Focus on Hurricane Season at July 1, 2011 Reinsurance Renewal: Property - Australia, New Zealand, Latin America, Caribbean
Australia and New Zealand Property
The 2010-2011 year has proven to be a significant one for the Australian/New Zealand insurance industry as a result of the natural catastrophe activity that impacted the market over the past twelve months.
In Australia, the most significant event has been the flooding that predominantly affected Queensland. Separate events in December 2010 and January 2011 resulted in both insured and economic loss on a large scale. These events have once again led to considerable debate regarding flood as a peril, with coverage definitions varying greatly between insurers. In light of these disasters, the Australian Assistant Treasurer in early March of 2011 began a Natural Disaster Insurance Review, which issued its initial thoughts for further comment in early June. Its early findings suggested two alternative strategies for handling flood - automatic cover or an opt-out position.
In New Zealand, the city of Christchurch suffered a devastating 7.1 Mw earthquake in September 2010 that resulted in insured losses of approximately USD4 billion. An aftershock measuring 6.3 Mw struck in February 2011, with an epi-center that was much closer to the city. Damage sustained was much greater. With close to 200 fatalities, this second earthquake also caused significantly more building damage, and early estimates put the insured loss as high as USD12 billion. Further aftershocks and earthquakes have continued to impact the Christchurch area. Discussion is ongoing between the insurance industry, government and EQC in New Zealand regarding the role insurance (and reinsurance) will play in the reconstruction of Christchurch and its surrounding area.
As a major reinsurance renewal date for the Australian/New Zealand market, July 1 was the first real test of how these various natural catastrophe events of the past 18 months have impacted reinsurer pricing and capacity for catastrophe excess of loss programs. Final outcomes of these events remain unknown. Prior to the renewal, reinsurers signaled that rates would need to increase and this proved to be true.
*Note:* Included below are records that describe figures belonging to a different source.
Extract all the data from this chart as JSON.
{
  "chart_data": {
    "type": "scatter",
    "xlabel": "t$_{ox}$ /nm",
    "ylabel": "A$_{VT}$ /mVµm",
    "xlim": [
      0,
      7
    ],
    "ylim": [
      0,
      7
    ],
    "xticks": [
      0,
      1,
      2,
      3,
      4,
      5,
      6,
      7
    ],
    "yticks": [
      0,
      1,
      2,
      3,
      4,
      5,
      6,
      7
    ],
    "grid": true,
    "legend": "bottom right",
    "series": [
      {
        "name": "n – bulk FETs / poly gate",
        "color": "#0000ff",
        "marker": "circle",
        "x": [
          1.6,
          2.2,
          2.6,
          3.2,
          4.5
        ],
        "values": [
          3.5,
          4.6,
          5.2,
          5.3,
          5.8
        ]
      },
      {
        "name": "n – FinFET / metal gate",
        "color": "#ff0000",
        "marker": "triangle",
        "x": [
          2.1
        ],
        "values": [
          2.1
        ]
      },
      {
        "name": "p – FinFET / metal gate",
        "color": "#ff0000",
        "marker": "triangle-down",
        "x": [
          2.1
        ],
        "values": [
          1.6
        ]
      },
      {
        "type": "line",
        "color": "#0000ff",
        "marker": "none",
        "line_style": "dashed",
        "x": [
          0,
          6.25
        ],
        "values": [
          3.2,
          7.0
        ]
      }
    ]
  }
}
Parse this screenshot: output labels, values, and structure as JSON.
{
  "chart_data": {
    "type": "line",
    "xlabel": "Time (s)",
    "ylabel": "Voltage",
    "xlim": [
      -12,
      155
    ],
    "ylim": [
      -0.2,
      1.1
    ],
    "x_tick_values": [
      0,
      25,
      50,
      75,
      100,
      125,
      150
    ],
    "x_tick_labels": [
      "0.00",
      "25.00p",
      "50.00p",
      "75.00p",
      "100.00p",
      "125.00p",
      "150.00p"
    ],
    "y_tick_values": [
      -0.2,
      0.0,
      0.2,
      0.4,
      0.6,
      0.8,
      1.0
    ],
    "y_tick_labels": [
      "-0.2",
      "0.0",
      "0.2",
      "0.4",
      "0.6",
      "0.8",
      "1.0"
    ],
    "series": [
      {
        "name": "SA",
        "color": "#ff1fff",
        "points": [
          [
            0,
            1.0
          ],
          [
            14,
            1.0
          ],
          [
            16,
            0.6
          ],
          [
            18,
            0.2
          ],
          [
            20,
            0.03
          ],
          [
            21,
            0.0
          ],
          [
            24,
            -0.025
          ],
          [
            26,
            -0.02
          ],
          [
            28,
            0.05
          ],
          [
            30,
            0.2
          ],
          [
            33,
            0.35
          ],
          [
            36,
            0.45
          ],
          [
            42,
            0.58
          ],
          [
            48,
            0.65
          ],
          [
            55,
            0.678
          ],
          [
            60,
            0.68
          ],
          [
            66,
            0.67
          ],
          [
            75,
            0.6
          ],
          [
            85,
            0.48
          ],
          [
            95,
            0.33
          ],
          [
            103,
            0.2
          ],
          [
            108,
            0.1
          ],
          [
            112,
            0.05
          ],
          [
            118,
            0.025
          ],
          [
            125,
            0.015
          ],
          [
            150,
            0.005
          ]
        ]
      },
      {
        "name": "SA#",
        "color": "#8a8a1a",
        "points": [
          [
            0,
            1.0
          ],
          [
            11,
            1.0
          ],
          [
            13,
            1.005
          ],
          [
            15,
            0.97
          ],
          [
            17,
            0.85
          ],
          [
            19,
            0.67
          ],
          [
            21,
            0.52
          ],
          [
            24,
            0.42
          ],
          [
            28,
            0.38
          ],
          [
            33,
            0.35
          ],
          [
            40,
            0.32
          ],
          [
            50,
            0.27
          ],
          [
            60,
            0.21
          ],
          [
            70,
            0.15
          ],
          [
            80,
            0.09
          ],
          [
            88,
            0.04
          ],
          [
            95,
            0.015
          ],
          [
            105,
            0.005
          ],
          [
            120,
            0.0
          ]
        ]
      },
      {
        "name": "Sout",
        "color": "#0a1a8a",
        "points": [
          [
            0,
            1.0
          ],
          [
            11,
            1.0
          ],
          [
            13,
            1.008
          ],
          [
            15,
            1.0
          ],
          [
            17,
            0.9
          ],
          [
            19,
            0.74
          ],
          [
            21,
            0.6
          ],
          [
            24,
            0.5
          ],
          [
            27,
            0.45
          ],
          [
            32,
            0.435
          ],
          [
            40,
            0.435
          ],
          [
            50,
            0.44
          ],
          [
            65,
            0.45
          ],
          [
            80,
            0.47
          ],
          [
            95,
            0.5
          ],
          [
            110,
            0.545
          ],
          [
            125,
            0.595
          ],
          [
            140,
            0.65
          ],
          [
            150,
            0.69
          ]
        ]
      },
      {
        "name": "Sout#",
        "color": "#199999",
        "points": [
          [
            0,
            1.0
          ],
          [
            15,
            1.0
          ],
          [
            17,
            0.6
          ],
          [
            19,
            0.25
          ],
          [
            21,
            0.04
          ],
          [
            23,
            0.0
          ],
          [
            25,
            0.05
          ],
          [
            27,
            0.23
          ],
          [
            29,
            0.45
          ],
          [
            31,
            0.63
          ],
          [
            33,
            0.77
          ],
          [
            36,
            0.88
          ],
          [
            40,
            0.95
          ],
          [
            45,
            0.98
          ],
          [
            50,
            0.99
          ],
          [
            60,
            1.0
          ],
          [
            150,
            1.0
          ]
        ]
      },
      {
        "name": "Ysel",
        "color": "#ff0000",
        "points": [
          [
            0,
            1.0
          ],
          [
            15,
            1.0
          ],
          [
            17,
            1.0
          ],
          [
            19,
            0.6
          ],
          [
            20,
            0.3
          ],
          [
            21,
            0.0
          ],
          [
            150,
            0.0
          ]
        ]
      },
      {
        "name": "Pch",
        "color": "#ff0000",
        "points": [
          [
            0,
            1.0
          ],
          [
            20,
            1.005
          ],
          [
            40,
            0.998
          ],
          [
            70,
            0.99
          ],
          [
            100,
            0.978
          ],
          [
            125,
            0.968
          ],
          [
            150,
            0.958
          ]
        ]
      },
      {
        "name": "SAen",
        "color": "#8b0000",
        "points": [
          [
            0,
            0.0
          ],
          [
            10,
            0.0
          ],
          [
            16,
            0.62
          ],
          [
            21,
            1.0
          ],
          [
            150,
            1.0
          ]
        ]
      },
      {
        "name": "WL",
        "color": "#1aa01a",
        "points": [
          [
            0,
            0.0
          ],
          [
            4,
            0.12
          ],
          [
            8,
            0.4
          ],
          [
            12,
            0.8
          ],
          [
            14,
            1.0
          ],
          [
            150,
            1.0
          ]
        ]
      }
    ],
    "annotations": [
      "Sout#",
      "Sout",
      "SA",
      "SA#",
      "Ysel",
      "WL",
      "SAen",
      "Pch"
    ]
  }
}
Pricing was adjusted upwards to account for exposure growth in addition to a further general increase in pricing, as reinsurers looked to achieve a higher return for the capacity being deployed. Where programs were impacted by the loss activity, additional increases were imposed. While capacity has remained adequate, reinsurers’ approach to the renewal was largely uniform. Catastrophe program rates increased in a range from 20 percent to greater than 100 percent. While reinstatement provisions were expected to come under pressure, most reinsurers continued to offer and support these on a pre-paid basis.
The impact of these natural catastrophe events also had an impact on the proportional and per risk reinsurance markets. Reinsurers sought to further limit the amount of catastrophe cover given under these treaties, with commission terms being amended to reflect treaty experience over the past 18 months.
Latin America and Caribbean Property
Property catastrophe rates in the region were stable, with a tendency to increase between 5 percent and 10 percent in the wind-exposed regions. Reinsurers’ views on the extent of the increase are quite divergent. The divergence is often related to each reinsurer’s own first half 2011 catastrophe losses and what each believes the Latin America and Caribbean contribution should be to the recovery of the loss.
The market was slightly more varied than in previous renewals, with some markets looking to grow in the region while others tightened their underwriting criteria. Rates on Chilean catastrophe programs were flat, following the significant increases of last year. Property proportional treaties in the region experienced the same terms and conditions as last year. The ability of buyers to receive any kind of risk adjusted price decrease was virtually gone.
Capacity is readily available for property business from existing players and new entrants. However, we saw some pricing resistance on the upper layers of big catastrophe programs, where the key players looked for a better return on their capital in earthquake exposed territories.
Pressure on reinsurers’ proportional capacity continues to grow. Several reinsurers reduced their proportional capacity, as the impact on their own numbers from unlimited sideways coverage of pro rata continued to cause issues. Reinsurers are increasing the scrutiny of their own aggregates and how the aggregates grow. Pro rata is an area that tends to stress reinsurers’ accumulations.
Original property rates were still competitive, as some multinational insurers, many untouched by losses in the Pacific Rim, look to maximize their opportunities arising from the growth in Latin American economies. This is in direct contrast to the trends in reinsurance property rates.
The new regulatory environment in Argentina and Brazil, which proposes to enhance cessions to local reinsurers, has dominated reinsurers’ strategic thinking recently. Ultimately, this is likely to accelerate the development of two hubs for the region: Brazil in the Southern Cone and Miami for the rest of the players in the region.